In all of these use cases, CO₂ is in direct or near-direct contact with something consumable, which is why the standards are different from, say, a welding shop’s CO₂ requirements. 

What Are the Risks of Using Non-Food-Grade CO₂ in Food or Drink?

The risk is that industrial CO₂ can carry contaminants you’d never want in a beverage, and you often can’t taste, see, or smell them until they’re a problem. Because so much CO₂ is captured as an industrial byproduct, the raw gas can contain hydrocarbons like benzene, sulfur compounds, and other trace impurities depending on where it came from.

Food grade purification and testing exist to catch them. 

Industrial CO₂ is held to looser limits and never verified for consumption, so nothing confirms it’s clean enough to put in a drink.

At best, impurities throw off flavor: an off taste in a soda, a metallic note in sparkling water. At worst, they’re a real safety issue, which is why “CO₂ is CO₂” is a dangerous assumption on a bottling line or in a kitchen.

How Do You Know You’re Getting Real Food Grade CO₂ From Your Supplier?

Ask for the paperwork.

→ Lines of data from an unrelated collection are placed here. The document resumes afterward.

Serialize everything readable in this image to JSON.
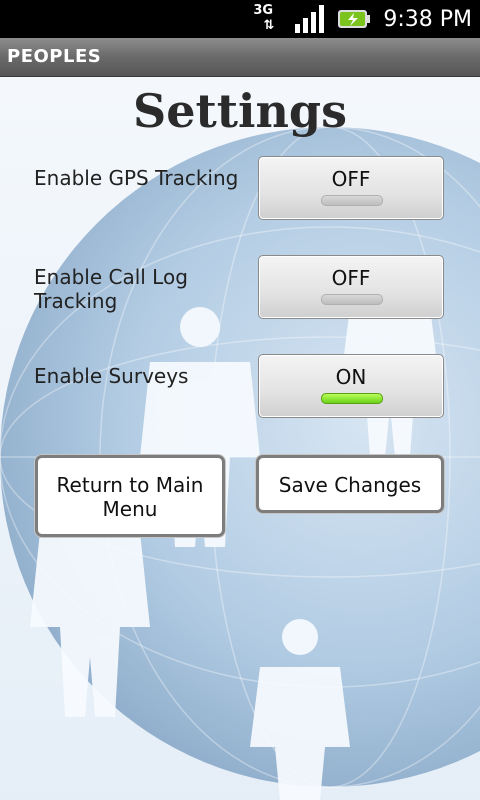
{
  "status_bar": {
    "network": "3G",
    "time": "9:38 PM"
  },
  "app": {
    "title": "PEOPLES"
  },
  "page": {
    "heading": "Settings"
  },
  "settings": [
    {
      "label": "Enable GPS Tracking",
      "state": "OFF"
    },
    {
      "label": "Enable Call Log Tracking",
      "state": "OFF"
    },
    {
      "label": "Enable Surveys",
      "state": "ON"
    }
  ],
  "actions": {
    "return_label": "Return to Main Menu",
    "save_label": "Save Changes"
  },
  "colors": {
    "toggle_on": "#7ddc22",
    "toggle_off": "#c8c8c8",
    "title_bar": "#6f6f6f"
  }
}
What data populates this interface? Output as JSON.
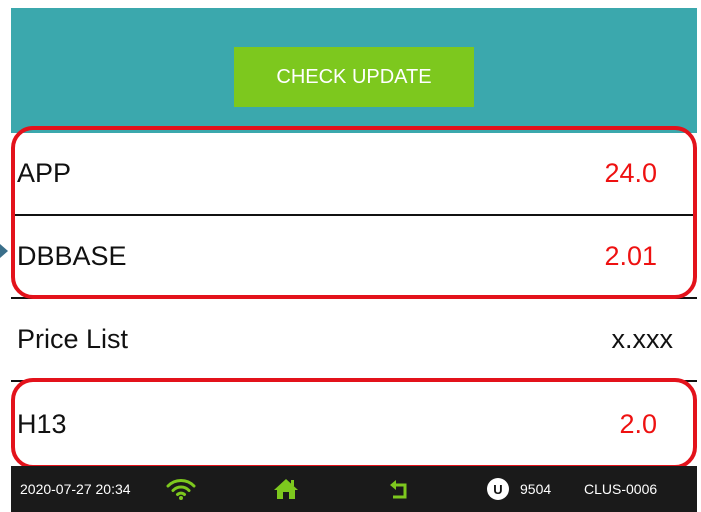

A legitimate food grade supplier provides a Certificate of Analysis (COA) showing the batch was tested and meets ISBT or equivalent limits. No COA means no proof, and you shouldn’t assume the gas qualifies without it.

Beyond that certificate, a few things separate a good supplier from a not-so-good supplier:

  • Traceability: they can tell you where the CO₂ came from and tie each delivery back to a tested batch.
  • Standards compliance: they meet a recognized food-grade standard, like FDA GRAS (21 CFR §184.1240), ISBT, or CGA, and can point to the food-safety controls at the plant that back it up.
  • Reliability: they keep you supplied at all times, because a bottling line or a kitchen that runs out of CO₂ stops running.

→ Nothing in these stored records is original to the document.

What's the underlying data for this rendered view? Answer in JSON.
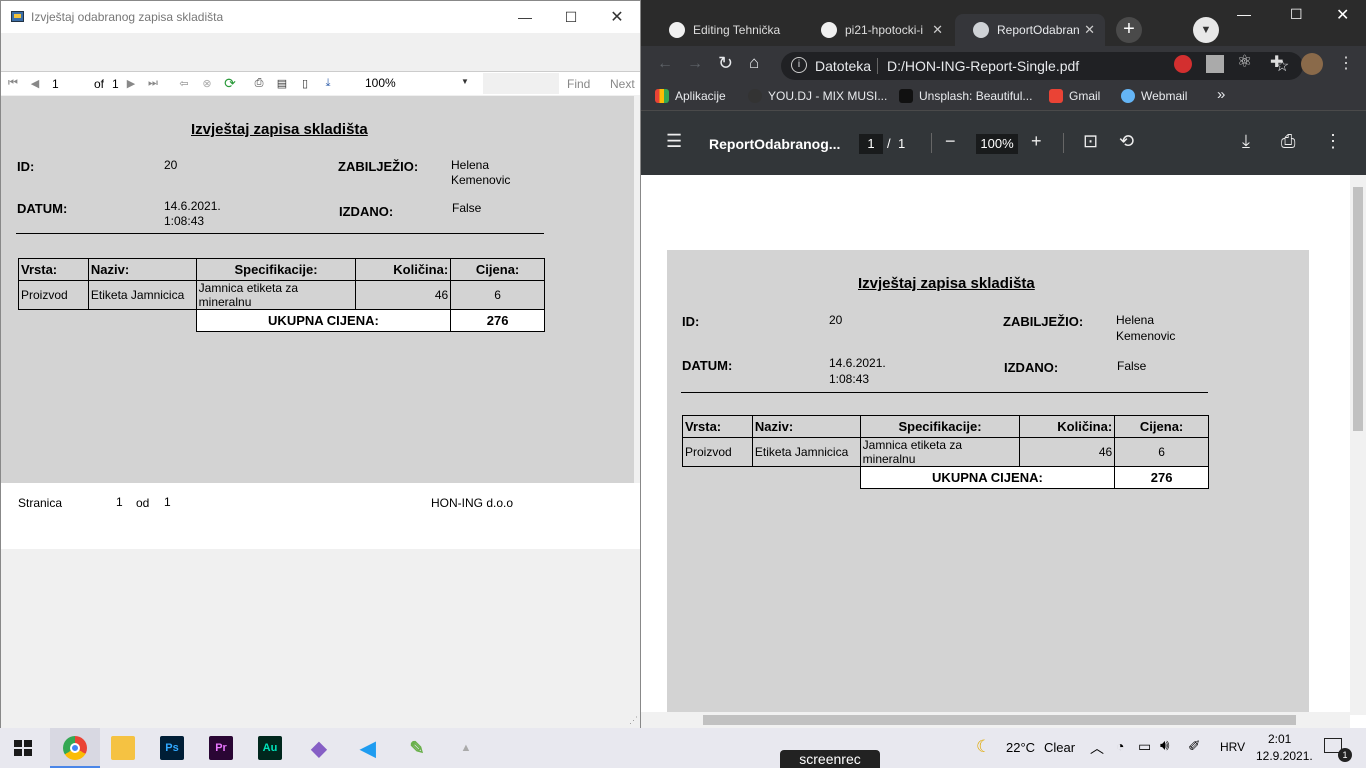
{
  "left_window": {
    "title": "Izvještaj odabranog zapisa skladišta",
    "controls": {
      "minimize": "—",
      "maximize": "☐",
      "close": "✕"
    },
    "toolbar": {
      "page_value": "1",
      "of_label": "of",
      "total_pages": "1",
      "zoom": "100%",
      "find": "Find",
      "next": "Next"
    },
    "footer": {
      "page_label": "Stranica",
      "page_num": "1",
      "of_label": "od",
      "page_total": "1",
      "company": "HON-ING d.o.o"
    }
  },
  "report": {
    "title": "Izvještaj zapisa skladišta",
    "id_label": "ID:",
    "id_value": "20",
    "recorded_label": "ZABILJEŽIO:",
    "recorded_value_line1": "Helena",
    "recorded_value_line2": "Kemenovic",
    "date_label": "DATUM:",
    "date_value_line1": "14.6.2021.",
    "date_value_line2": "1:08:43",
    "issued_label": "IZDANO:",
    "issued_value": "False",
    "columns": [
      "Vrsta:",
      "Naziv:",
      "Specifikacije:",
      "Količina:",
      "Cijena:"
    ],
    "rows": [
      [
        "Proizvod",
        "Etiketa Jamnicica",
        "Jamnica etiketa za mineralnu",
        "46",
        "6"
      ]
    ],
    "total_label": "UKUPNA CIJENA:",
    "total_value": "276"
  },
  "browser": {
    "tabs": [
      {
        "label": "Editing Tehnička"
      },
      {
        "label": "pi21-hpotocki-i"
      },
      {
        "label": "ReportOdabran"
      }
    ],
    "new_tab": "+",
    "address_prefix": "Datoteka",
    "address": "D:/HON-ING-Report-Single.pdf",
    "bookmarks": [
      "Aplikacije",
      "YOU.DJ - MIX MUSI...",
      "Unsplash: Beautiful...",
      "Gmail",
      "Webmail"
    ],
    "bookmarks_more": "»",
    "pdf": {
      "doc_title": "ReportOdabranog...",
      "page": "1",
      "sep": "/",
      "pages": "1",
      "zoom": "100%"
    }
  },
  "taskbar": {
    "weather": "22°C",
    "weather_desc": "Clear",
    "language": "HRV",
    "time": "2:01",
    "date": "12.9.2021.",
    "notifications": "1",
    "screenrec": "screenrec",
    "apps": [
      "Chrome",
      "File Explorer",
      "Photoshop",
      "Premiere",
      "Audition",
      "Visual Studio",
      "VS Code",
      "Paint"
    ]
  }
}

The paperwork tells you the gas is safe. The relationship tells you it will be there when you need it. You need both.

Two WestAir carbon dioxide cylinders connected to a CO₂ AutoFill manifold with dual pressure gauges

Food Grade Is Worth It

Food grade CO₂ costs a little more than industrial because it’s the version that is proven to be safe for consumption. On a bottling line or behind a bar, that proof is what stands between you and a recall, an off-batch, or a customer complaint, which makes it very cheap insurance.